The beginning of the trend back toward high-carbohydrate diets started in 1972 with a book called, Diet for a Small Planet by Frances Moore Lappe. She said that human practices, not natural disasters, cause worldwide hunger. Food scarcity results when grain, rich in nutrients (and able to support vast populations), is fed to livestock to produce meat, which yields only a fraction of those nutrients to many fewer people. Lappe said that traditional cultures stay healthy by mixing vegetable proteins together, such as pairing beans and grains.

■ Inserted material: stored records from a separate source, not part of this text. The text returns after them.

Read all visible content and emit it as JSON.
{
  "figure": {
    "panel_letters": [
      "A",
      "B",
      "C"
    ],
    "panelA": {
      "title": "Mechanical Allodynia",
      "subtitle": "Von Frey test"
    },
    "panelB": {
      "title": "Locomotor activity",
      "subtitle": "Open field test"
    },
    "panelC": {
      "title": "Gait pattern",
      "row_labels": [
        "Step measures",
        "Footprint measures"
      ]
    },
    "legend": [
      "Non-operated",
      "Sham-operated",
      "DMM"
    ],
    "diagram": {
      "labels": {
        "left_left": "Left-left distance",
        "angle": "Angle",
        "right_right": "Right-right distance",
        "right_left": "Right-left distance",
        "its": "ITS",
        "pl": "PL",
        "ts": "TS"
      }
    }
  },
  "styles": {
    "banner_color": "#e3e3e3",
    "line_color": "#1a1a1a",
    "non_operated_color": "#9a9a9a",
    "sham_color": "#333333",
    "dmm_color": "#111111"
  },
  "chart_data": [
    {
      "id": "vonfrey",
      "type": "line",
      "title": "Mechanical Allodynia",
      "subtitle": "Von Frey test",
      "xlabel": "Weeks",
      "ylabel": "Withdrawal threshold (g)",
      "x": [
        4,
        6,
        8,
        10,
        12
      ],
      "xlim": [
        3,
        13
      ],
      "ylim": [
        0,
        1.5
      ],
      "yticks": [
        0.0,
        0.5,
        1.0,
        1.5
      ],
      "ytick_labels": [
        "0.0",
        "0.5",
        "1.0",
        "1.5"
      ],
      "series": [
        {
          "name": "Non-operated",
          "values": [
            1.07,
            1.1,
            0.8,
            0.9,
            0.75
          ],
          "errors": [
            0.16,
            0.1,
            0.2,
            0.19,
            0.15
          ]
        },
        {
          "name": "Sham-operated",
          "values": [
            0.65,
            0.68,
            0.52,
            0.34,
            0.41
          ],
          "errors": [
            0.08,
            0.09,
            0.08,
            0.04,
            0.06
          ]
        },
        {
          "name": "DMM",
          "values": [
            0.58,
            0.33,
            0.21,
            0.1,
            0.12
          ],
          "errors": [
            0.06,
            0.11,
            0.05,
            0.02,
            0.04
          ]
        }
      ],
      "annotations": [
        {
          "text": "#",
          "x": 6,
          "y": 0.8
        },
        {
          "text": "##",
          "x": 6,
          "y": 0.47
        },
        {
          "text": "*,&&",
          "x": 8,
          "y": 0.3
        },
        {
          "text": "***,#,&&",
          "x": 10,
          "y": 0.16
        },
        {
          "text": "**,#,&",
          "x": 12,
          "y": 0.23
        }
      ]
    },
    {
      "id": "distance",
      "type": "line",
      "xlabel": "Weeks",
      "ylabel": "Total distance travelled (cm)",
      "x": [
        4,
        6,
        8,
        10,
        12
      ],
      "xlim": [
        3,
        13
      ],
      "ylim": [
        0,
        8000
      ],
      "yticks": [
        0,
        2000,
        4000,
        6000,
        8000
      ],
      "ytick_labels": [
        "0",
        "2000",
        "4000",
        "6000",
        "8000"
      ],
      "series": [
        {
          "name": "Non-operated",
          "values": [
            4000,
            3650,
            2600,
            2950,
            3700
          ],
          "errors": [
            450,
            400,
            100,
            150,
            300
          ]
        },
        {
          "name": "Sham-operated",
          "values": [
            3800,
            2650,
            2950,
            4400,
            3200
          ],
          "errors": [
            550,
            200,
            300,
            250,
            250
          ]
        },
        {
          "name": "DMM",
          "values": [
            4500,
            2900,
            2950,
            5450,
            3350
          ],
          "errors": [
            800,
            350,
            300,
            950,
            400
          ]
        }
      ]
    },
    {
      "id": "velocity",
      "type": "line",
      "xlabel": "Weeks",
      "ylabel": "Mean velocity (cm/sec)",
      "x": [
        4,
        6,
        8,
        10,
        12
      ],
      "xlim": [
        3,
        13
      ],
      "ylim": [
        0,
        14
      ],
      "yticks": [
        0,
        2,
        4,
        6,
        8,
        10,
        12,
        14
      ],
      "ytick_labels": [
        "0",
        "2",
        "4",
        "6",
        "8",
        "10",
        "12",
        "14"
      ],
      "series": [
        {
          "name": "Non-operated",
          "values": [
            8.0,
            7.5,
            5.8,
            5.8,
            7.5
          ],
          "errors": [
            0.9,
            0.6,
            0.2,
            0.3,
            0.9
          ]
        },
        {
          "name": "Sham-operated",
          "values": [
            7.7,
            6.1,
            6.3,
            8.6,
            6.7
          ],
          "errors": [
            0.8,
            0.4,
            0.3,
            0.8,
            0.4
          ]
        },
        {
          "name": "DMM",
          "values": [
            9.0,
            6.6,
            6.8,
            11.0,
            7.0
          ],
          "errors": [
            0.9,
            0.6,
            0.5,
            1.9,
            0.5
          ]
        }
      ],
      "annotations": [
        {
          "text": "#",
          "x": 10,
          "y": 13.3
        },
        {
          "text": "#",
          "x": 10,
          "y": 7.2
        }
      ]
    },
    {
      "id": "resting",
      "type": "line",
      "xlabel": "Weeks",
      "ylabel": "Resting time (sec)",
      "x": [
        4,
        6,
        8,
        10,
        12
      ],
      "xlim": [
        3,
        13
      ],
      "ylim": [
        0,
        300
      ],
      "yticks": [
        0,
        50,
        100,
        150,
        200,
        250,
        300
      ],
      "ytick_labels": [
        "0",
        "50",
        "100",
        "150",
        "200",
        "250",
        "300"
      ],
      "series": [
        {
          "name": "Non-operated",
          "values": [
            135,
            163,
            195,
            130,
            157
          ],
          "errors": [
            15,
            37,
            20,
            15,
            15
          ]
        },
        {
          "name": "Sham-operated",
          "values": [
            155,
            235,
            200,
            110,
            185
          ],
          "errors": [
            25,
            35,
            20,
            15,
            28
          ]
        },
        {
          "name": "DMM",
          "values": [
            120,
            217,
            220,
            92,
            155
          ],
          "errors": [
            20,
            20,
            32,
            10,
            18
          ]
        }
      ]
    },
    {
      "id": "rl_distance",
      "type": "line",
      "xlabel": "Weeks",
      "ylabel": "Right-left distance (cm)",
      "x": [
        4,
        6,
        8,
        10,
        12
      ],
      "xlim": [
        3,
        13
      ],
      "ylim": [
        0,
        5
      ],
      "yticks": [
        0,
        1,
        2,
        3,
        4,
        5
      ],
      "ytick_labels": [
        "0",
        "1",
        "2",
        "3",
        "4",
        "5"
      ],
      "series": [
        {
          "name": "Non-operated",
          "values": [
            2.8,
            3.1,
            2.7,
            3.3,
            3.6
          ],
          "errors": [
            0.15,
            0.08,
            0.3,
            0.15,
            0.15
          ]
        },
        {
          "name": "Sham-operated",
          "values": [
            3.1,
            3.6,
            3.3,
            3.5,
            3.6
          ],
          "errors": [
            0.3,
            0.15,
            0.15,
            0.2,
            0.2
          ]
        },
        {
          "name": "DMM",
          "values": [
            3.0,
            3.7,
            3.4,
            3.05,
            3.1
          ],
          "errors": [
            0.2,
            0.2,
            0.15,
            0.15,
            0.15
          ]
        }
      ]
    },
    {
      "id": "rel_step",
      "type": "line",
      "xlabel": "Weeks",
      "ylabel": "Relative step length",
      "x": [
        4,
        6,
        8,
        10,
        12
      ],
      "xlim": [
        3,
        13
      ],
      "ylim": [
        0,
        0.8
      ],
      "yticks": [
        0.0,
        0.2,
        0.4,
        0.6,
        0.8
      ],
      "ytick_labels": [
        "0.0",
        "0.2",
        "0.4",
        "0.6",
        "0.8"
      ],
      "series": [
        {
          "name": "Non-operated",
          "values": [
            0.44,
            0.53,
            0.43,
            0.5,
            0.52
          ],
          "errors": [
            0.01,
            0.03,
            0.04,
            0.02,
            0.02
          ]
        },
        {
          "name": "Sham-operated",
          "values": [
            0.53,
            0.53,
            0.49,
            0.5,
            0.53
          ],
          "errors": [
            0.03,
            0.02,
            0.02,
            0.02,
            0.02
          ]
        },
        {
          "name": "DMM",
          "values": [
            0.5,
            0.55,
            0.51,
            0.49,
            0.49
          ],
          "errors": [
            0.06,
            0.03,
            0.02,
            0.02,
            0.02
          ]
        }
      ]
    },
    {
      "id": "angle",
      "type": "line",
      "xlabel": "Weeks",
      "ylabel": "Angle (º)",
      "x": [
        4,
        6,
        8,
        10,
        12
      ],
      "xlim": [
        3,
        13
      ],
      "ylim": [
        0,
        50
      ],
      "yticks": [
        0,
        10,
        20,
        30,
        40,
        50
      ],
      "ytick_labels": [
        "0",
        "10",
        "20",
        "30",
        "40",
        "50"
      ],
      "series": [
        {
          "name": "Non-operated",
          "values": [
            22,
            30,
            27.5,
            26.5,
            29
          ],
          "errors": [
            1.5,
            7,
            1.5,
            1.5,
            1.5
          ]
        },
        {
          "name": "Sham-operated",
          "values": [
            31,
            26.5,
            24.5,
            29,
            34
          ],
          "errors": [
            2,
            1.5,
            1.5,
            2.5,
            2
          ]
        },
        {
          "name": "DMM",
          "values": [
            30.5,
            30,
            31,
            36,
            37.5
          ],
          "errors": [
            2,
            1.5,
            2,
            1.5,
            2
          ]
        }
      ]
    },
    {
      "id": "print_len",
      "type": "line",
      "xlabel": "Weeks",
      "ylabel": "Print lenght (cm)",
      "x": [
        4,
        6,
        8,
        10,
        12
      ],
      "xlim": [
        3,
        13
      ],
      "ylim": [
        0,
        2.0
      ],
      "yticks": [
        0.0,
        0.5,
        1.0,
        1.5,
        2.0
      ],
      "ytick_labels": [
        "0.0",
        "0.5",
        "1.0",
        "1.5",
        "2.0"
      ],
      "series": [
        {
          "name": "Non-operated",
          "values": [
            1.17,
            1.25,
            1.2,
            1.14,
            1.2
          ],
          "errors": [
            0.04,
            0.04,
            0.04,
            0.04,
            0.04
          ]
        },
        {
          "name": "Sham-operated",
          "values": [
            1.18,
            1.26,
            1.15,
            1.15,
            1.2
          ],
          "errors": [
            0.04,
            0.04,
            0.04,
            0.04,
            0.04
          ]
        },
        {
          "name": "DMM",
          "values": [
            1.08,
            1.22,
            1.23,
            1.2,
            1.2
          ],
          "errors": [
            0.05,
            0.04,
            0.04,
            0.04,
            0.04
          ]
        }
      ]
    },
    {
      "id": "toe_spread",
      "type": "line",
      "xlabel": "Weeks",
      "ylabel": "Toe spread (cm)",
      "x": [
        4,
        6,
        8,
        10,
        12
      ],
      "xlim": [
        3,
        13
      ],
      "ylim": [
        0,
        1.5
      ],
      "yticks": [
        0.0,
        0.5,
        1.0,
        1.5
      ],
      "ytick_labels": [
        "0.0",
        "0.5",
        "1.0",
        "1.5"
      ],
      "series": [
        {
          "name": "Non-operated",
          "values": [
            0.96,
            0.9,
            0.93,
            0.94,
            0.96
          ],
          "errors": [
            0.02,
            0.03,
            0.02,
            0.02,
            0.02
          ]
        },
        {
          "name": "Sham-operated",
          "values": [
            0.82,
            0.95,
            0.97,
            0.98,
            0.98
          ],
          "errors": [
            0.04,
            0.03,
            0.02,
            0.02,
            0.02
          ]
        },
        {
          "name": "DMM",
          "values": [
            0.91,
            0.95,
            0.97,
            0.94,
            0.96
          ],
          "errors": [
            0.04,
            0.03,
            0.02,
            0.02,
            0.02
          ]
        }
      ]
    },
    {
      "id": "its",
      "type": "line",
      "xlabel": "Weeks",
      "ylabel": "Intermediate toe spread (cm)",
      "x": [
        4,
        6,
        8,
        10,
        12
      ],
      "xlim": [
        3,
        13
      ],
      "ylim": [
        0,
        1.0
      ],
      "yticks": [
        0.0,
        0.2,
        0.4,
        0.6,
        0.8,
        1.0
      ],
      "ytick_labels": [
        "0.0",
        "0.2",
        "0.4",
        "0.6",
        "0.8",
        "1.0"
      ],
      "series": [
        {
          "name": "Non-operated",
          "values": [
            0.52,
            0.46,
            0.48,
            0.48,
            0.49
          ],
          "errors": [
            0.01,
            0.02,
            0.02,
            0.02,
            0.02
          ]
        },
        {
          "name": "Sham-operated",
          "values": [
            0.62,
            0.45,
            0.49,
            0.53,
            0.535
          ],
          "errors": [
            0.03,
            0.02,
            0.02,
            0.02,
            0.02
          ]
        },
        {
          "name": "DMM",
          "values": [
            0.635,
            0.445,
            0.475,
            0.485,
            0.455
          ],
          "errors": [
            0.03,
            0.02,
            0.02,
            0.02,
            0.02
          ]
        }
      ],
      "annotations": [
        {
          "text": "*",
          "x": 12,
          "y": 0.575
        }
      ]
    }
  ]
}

Her book came out just about the time of the American hippie subculture, and they were shunning fast food and embracing natural foods, macrobiotics, Indian-style vegetarianism and grain-based diets as part of a general ‘back to the land’ movement.

In 1976, Nathan Pritikin, a medical doctor who studied indigenous cultures around the world, saw that they did not have the types of chronic disease suffered by people in developed countries and the reason for that was a low-fat diet with lots of complex carbohydrates. He created the Pritikin Longevity Center and co-authored a best-selling book in which he advocated this type of diet for health.

Another well-known doctor who believed in this kind of diet for health and weight-loss was Dr. Dean Ornish. In 1993 he published the best-selling Eat More, Weigh Less diet book that was well-received by all those who thought you had to starve yourself to lose weight. The idea that you could eat whenever you’re hungry and still lose weight was revolutionary. But, all carbohydrates are not created equal. Fill up on foods that have relatively few calories per pound and you will lose the excess body fat that threatens your health. Choosing foods that are not “calorie dense,” such as apples and oatmeal, promises to give you the freedom to eat until you are full and never limit your portions or be hungry in order to lose weight.

It is the complex carbohydrates that dominate this diet (vegetables and fruits, grains), rather than cake, pie and cookies. And, some experts say that the very low amount of fat called for in some of these diets is too low. We need a certain amount of fat in our diets to be healthy and to help metabolize certain vitamins. However, there is a difference in fats, and Anne Louise Gittleman, Ph.D., former head nutritionist at the Pritikin Center, pointed this out. Saturated fats in dairy products and trans fats in processed foods like potato chips and margarine clog the arteries and contribute to inflammation in the body. On the other hand, olive oil, avocado oil, omega-3, omega-6 and oils from seeds and nuts nourish the body and prevent the accumulation of cholesterol and triglycerides in our arteries.

The bottom line on this type of diet is: Eat healthy complex carbs and protein like fresh vegetables, fruits and whole grains (brown rice, whole grain bread, and beans). Eat a variety of these every day. (70-80%) Use spices and seasonings to add flavor and interest to your meals so you don’t get bored with them. Use healthy fats, such as olive oil, avocado oil, omega-3 (fish oil), and oil from seeds and nuts. Limit these to 15-20% of your daily calories as these are calorie dense. Get regular exercise.